Les pièces produites aux débats, et notamment le procès- verbal de réunion extraordinaire du CHSCT du 17 février 2017 ainsi que la lettre de mise en demeure de l’inspecteur du travail datée du 09 mars 2017, font apparaître que l’association LE CAP n’avait réalisé aucun diagnostic ni pris aucune mesure de prévention des risques psychosociaux avant la survenance des faits de harcèlement moral, alors que la structure connaissait pourtant un climat social difficile récurrent depuis plusieurs années, antérieur à l’arrivée de M. Y, et qu’un recours à un expert en organisation du travail avait déjà été envisagé en 2013.
Il ressort en outre de la chronologie des faits précédemment rappelée que l’employeur n’a véritablement commencé à mettre en oeuvre des mesures propres à faire cesser les agissements de harcèlement moral de M. Y qu’au début de l’année 2017, après la réunion extraordinaire du CHSCT ayant mis en exergue la gravité de la situation.
L’enquête sur les dénonciations de M. X n’a été diligentée qu’à l’initiative des délégués du personnel, la direction générale de l’association ne démontrant ni même n’alléguant avoir à un quelconque moment informé le salarié des suites données à sa lettre de signalement.
L’absence d’action de prévention des risques professionnels en amont et la relative inertie de l’employeur face aux dénonciations de M. X quant à l’existence d’une situation de harcèlement moral qui a perduré et frappé d’autres salariés, caractérisent suffisamment des manquements de l’employeur à son obligation de sécurité.
S’il n’est pas établi que les faits de harcèlement moral et les manquements de l’employeur ont eu un retentissement sur l’état de santé de M. X, le motif de son arrêt maladie étant ignoré, il n’en demeure pas moins qu’ils ont pu légitimement occasionner à l’intéressé des troubles et tracas et un préjudice moral qui seront indemnisés à hauteur d’un montant global de 5.000 euros.

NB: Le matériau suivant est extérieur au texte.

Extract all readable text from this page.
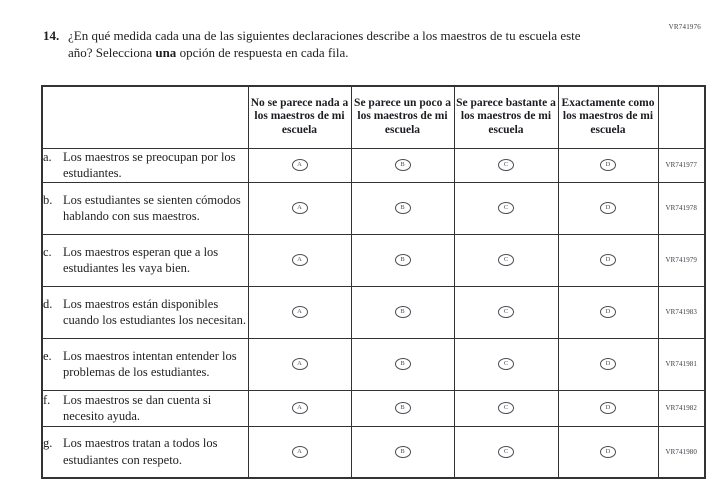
VR741976
14. ¿En qué medida cada una de las siguientes declaraciones describe a los maestros de tu escuela este año? Selecciona una opción de respuesta en cada fila.
	No se parece nada a los maestros de mi escuela	Se parece un poco a los maestros de mi escuela	Se parece bastante a los maestros de mi escuela	Exactamente como los maestros de mi escuela	

a. Los maestros se preocupan por los estudiantes.	A	B	C	D	VR741977

b. Los estudiantes se sienten cómodos hablando con sus maestros.	A	B	C	D	VR741978

c. Los maestros esperan que a los estudiantes les vaya bien.	A	B	C	D	VR741979

d. Los maestros están disponibles cuando los estudiantes los necesitan.	A	B	C	D	VR741983

e. Los maestros intentan entender los problemas de los estudiantes.	A	B	C	D	VR741981

f. Los maestros se dan cuenta si necesito ayuda.	A	B	C	D	VR741982

g. Los maestros tratan a todos los estudiantes con respeto.	A	B	C	D	VR741980
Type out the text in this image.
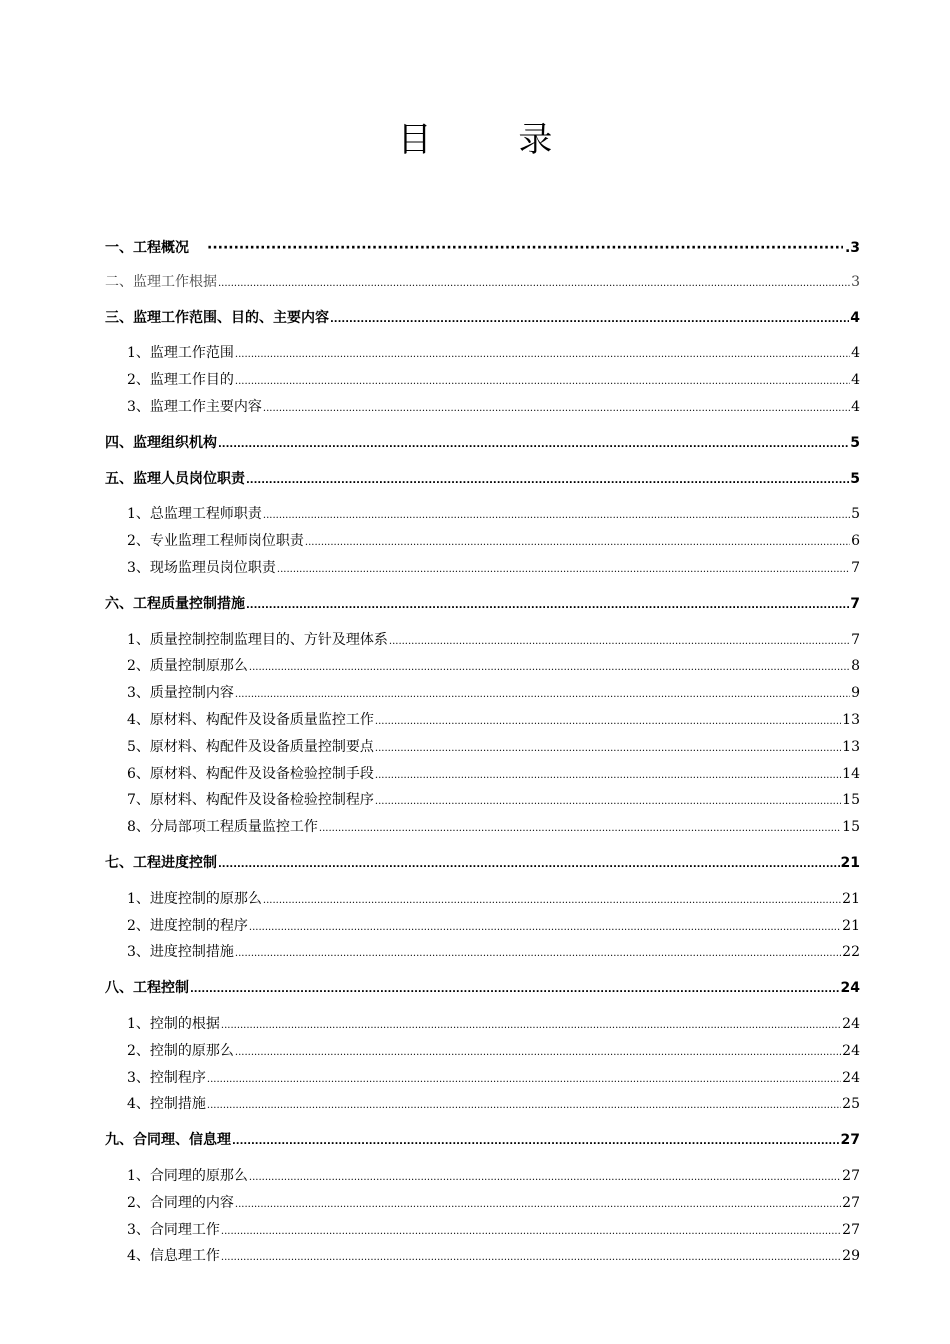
目 录
一、工程概况 ·····	.3
二、监理工作根据 .....	3
三、监理工作范围、目的、主要内容 .....	4
1、监理工作范围 .....	4
2、监理工作目的 .....	4
3、监理工作主要内容 .....	4
四、监理组织机构 .....	5
五、监理人员岗位职责 .....	5
1、总监理工程师职责 .....	5
2、专业监理工程师岗位职责 .....	6
3、现场监理员岗位职责 .....	7
六、工程质量控制措施 .....	7
1、质量控制控制监理目的、方针及理体系 .....	7
2、质量控制原那么 .....	8
3、质量控制内容 .....	9
4、原材料、构配件及设备质量监控工作 .....	13
5、原材料、构配件及设备质量控制要点 .....	13
6、原材料、构配件及设备检验控制手段 .....	14
7、原材料、构配件及设备检验控制程序 .....	15
8、分局部项工程质量监控工作 .....	15
七、工程进度控制 .....	21
1、进度控制的原那么 .....	21
2、进度控制的程序 .....	21
3、进度控制措施 .....	22
八、工程控制 .....	24
1、控制的根据 .....	24
2、控制的原那么 .....	24
3、控制程序 .....	24
4、控制措施 .....	25
九、合同理、信息理 .....	27
1、合同理的原那么 .....	27
2、合同理的内容 .....	27
3、合同理工作 .....	27
4、信息理工作 .....	29
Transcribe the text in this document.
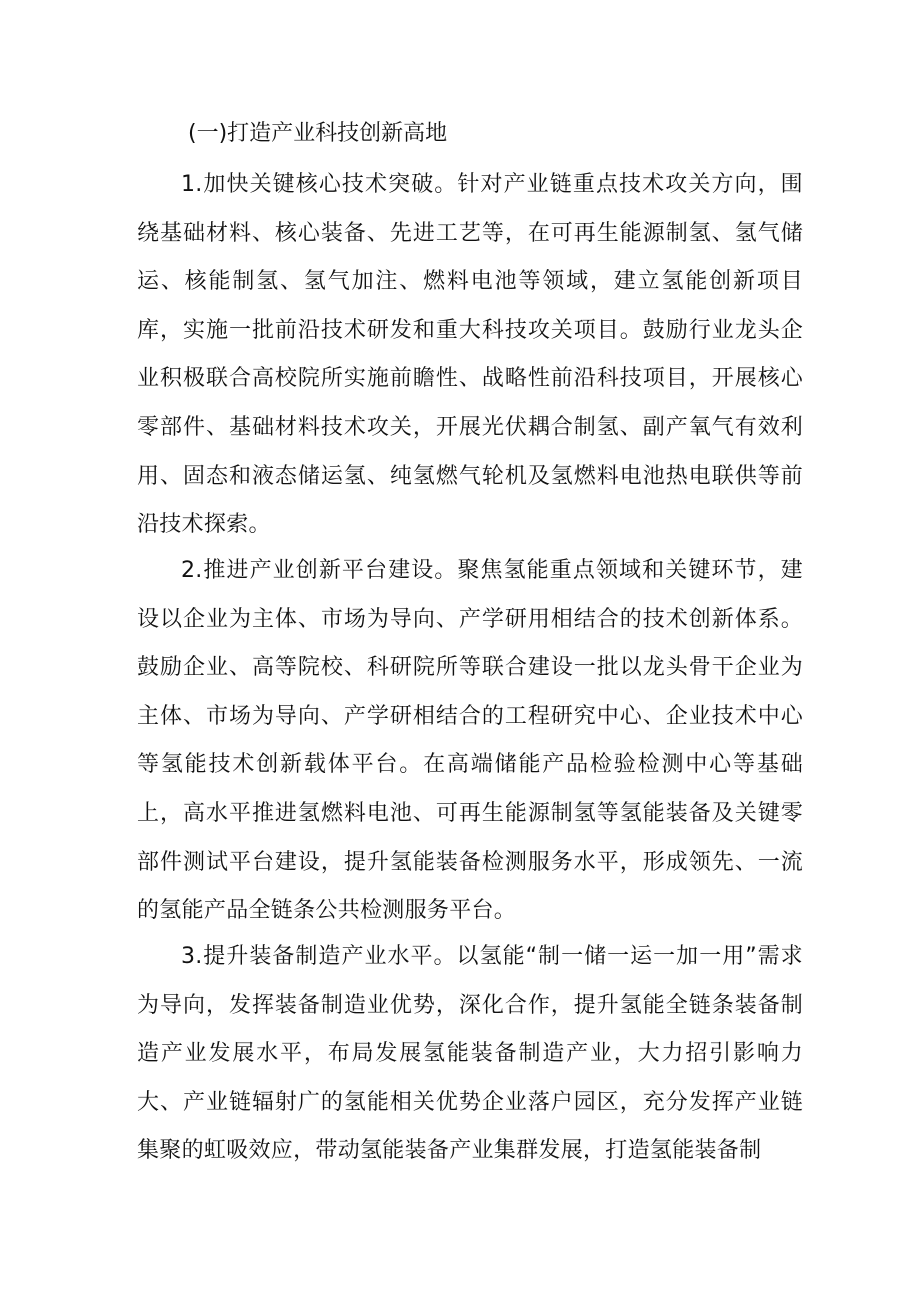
(一)打造产业科技创新高地

1.加快关键核心技术突破。针对产业链重点技术攻关方向，围绕基础材料、核心装备、先进工艺等，在可再生能源制氢、氢气储运、核能制氢、氢气加注、燃料电池等领域，建立氢能创新项目库，实施一批前沿技术研发和重大科技攻关项目。鼓励行业龙头企业积极联合高校院所实施前瞻性、战略性前沿科技项目，开展核心零部件、基础材料技术攻关，开展光伏耦合制氢、副产氧气有效利用、固态和液态储运氢、纯氢燃气轮机及氢燃料电池热电联供等前沿技术探索。

2.推进产业创新平台建设。聚焦氢能重点领域和关键环节，建设以企业为主体、市场为导向、产学研用相结合的技术创新体系。鼓励企业、高等院校、科研院所等联合建设一批以龙头骨干企业为主体、市场为导向、产学研相结合的工程研究中心、企业技术中心等氢能技术创新载体平台。在高端储能产品检验检测中心等基础上，高水平推进氢燃料电池、可再生能源制氢等氢能装备及关键零部件测试平台建设，提升氢能装备检测服务水平，形成领先、一流的氢能产品全链条公共检测服务平台。

3.提升装备制造产业水平。以氢能“制一储一运一加一用”需求为导向，发挥装备制造业优势，深化合作，提升氢能全链条装备制造产业发展水平，布局发展氢能装备制造产业，大力招引影响力大、产业链辐射广的氢能相关优势企业落户园区，充分发挥产业链集聚的虹吸效应，带动氢能装备产业集群发展，打造氢能装备制
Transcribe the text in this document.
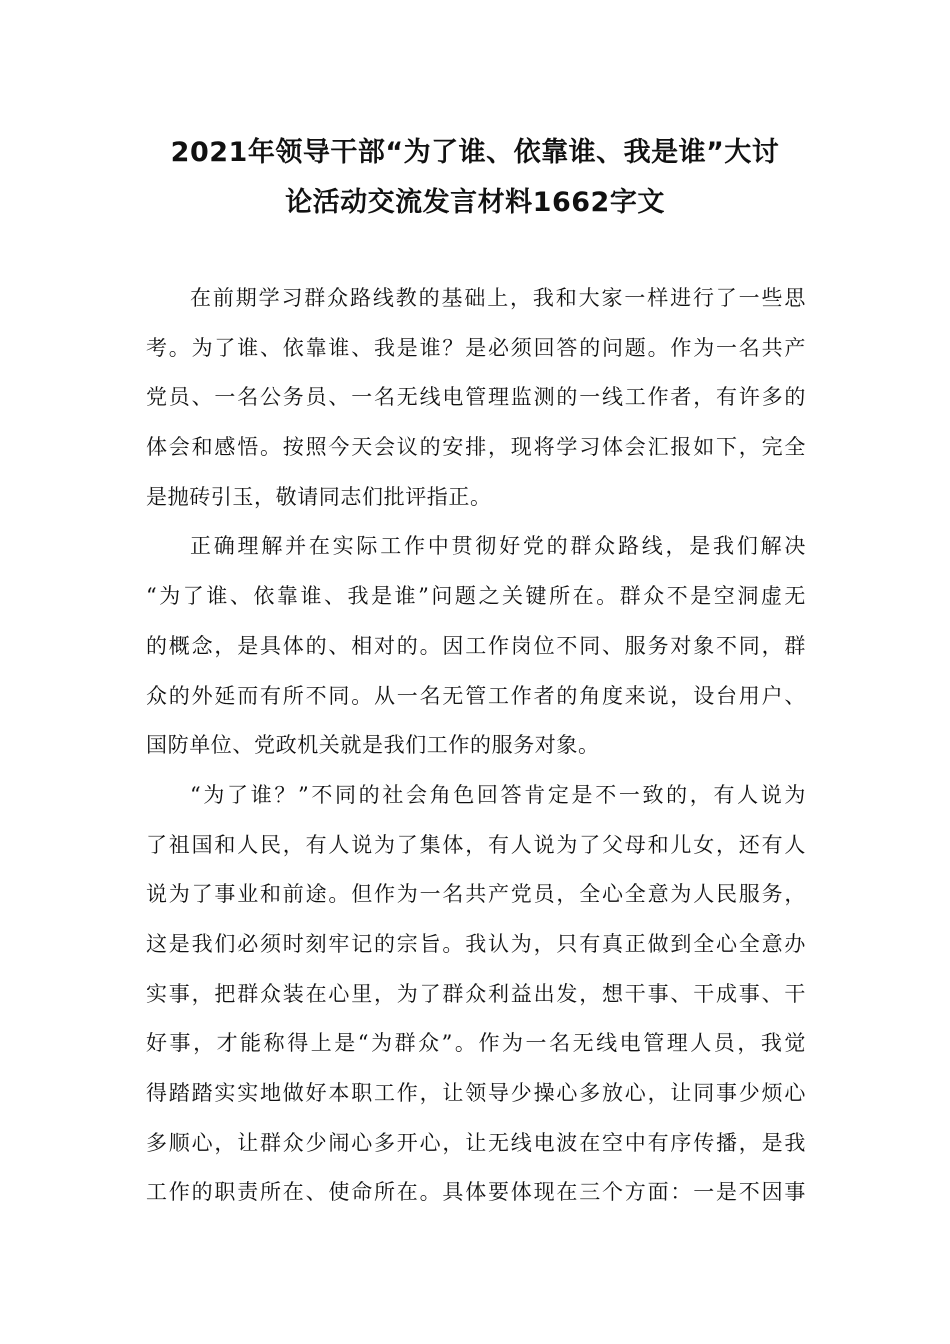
2021年领导干部“为了谁、依靠谁、我是谁”大讨
论活动交流发言材料1662字文
在前期学习群众路线教的基础上，我和大家一样进行了一些思
考。为了谁、依靠谁、我是谁？是必须回答的问题。作为一名共产
党员、一名公务员、一名无线电管理监测的一线工作者，有许多的
体会和感悟。按照今天会议的安排，现将学习体会汇报如下，完全
是抛砖引玉，敬请同志们批评指正。
正确理解并在实际工作中贯彻好党的群众路线，是我们解决
“为了谁、依靠谁、我是谁”问题之关键所在。群众不是空洞虚无
的概念，是具体的、相对的。因工作岗位不同、服务对象不同，群
众的外延而有所不同。从一名无管工作者的角度来说，设台用户、
国防单位、党政机关就是我们工作的服务对象。
“为了谁？”不同的社会角色回答肯定是不一致的，有人说为
了祖国和人民，有人说为了集体，有人说为了父母和儿女，还有人
说为了事业和前途。但作为一名共产党员，全心全意为人民服务，
这是我们必须时刻牢记的宗旨。我认为，只有真正做到全心全意办
实事，把群众装在心里，为了群众利益出发，想干事、干成事、干
好事，才能称得上是“为群众”。作为一名无线电管理人员，我觉
得踏踏实实地做好本职工作，让领导少操心多放心，让同事少烦心
多顺心，让群众少闹心多开心，让无线电波在空中有序传播，是我
工作的职责所在、使命所在。具体要体现在三个方面：一是不因事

La cour infirme en conséquence le jugement entrepris en ce qu’il a débouté M. X de ces chefs de demandes.
4°- Sur les frais irrépétibles et dépens :
Les dispositions du jugement déféré relatives aux frais irrépétibles et dépens, qui n’ont fait l’objet d’aucune critique, seront confirmées.
L’association LE CAP, partie qui succombe au sens de l’article 696 du code de procédure civile, sera déboutée de sa demande en indemnisation de ses frais irrépétibles et condamnée à payer à M. X la somme de 1.200 euros sur le fondement des dispositions de l’article 700 du code précité et ce, en sus de la charge des entiers dépens d’appel.
PAR CES MOTIFS,
La Cour, statuant publiquement, par arrêt mis à disposition au greffe, contradictoirement et après en avoir délibéré conformément à la loi,
Confirme le jugement déféré en toutes ses dispositions, sauf en ce qu’il a débouté M. X de ses demandes en paiement de dommages et intérêts pour harcèlement moral et manquement de l’employeur à son obligation de sécurité;
Statuant à nouveau sur ces chefs,
Condamne l’association LE CAP à payer à M. A X la somme globale de 5.000 euros à titre de dommages et intérêts, pour harcèlement moral et manquement de l’employeur à son obligation de sécurité;
Y ajoutant,
Déboute M. X de ses demandes en invalidation de son licenciement pour inaptitude et paiement de dommages et intérêts pour licenciement nul;
Déboute l’association LE CAP de sa demande en indemnisation de ses frais irrépétibles;
Condamne l’association LE CAP à payer à M. A X la somme de 1.200 euros sur le fondement des dispositions de l’article 700 du code de procédure civile;
Condamne l’association LE CAP aux entiers dépens d’appel;
Déboute les parties de toutes autres demandes plus amples ou contraires.
Ainsi fait et prononcé lesdits jour, mois et an.